In Solidarity with the Women in Iran

In Solidarity with the Women in Iran
Women, Life, Freedom

A group of artists in Sweden expressed solidarity with the women in Iran by organising an artistically entertaining and reflectively educating event. On the occasion they also denounced the suppression of women’s rights and repression of freedom in Iran. The event titled Women, Life, Freedom took place on 19 November 2022 at Mölndal Cultural House for which the artists got together by performing music, reciting poetry, showing movies and recounting the state of affairs in Iran, then and now.

Women, Life, Freedom is a global protest by the Iranian diaspora and supporters of regime change in Iran in response to the death of 22-year-old Mahsa (Jina) Amini on 22 September 2022. She died in Tehran after the police (morality police) arrested her for allegedly breaking the rule of wearing the hijab.

Rasoul Nejadmehr, an independent researcher and cultural policy expert in Europe, recalled the life and the death of Khalil Alinejad, who is suspected to have died at the hand of the Iranian regime in Sweden. Rasoul said his musical talent was akin to the magic that scared the Iranian regime.

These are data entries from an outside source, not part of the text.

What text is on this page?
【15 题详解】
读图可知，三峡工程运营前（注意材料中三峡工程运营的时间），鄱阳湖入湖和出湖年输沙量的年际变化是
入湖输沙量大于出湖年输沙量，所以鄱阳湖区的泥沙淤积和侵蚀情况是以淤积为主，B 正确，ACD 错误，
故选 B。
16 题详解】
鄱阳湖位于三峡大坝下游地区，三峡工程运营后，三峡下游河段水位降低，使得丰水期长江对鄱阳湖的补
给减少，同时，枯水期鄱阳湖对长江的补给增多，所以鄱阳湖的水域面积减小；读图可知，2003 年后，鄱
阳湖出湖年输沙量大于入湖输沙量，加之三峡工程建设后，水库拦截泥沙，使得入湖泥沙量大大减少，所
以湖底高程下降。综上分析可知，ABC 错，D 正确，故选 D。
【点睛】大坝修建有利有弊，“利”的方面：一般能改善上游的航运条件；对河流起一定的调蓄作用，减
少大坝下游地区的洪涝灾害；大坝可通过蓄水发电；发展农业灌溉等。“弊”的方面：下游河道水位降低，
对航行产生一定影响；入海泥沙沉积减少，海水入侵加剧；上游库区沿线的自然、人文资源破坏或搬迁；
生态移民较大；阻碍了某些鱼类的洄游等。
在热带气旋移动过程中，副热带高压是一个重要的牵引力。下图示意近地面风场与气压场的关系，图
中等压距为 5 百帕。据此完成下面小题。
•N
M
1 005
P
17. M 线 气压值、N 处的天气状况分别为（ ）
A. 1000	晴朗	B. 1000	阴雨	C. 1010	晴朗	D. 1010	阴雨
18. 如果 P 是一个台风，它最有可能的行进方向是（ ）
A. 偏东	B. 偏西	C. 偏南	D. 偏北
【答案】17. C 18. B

Tanbur: The Ancient Spiritual Musical Instrument

The Iran-born Syed Khalil Alinejad was a master of the divine and spiritual instrument tanbur. He is regarded as the best tanbur player since the invention of tanbur, an ancient Persian string instrument. He had migrated to Sweden as an asylum seeker due to a lack of freedom of speech and opinion in Iran and to teach tar, setar and tanbur.

The Tanbur Society believes that the original two-stringed Kurdish-Persian instrument Tanbur or Tanbour or Tambur is the forefather of all stringed instruments in the world, which the Greeks later called it pandoura. Its version in India is sitar and tambura.

Pillars of Yarsan Faith:

According to a report, Khalil Alinejad inherited the Yarsan or Yari faith whose pillars are purity, truth, inexistence – degenerating desires and reda: self-sacrifice and service to fellow human beings. But that faith is seen as a cult by the Iranian regime. He died in Sweden’s second-largest city Gothenburg as a result of a stabbing but his killers were yet unidentified.

Maryam Javedmehr unveiled the event by playing tanbour along with young children who attempted to play ancient musical instruments. Musicians, Daniel Stighäll and Fan-Qi, from Sweden and Taiwan, performed music in support of Iranian women.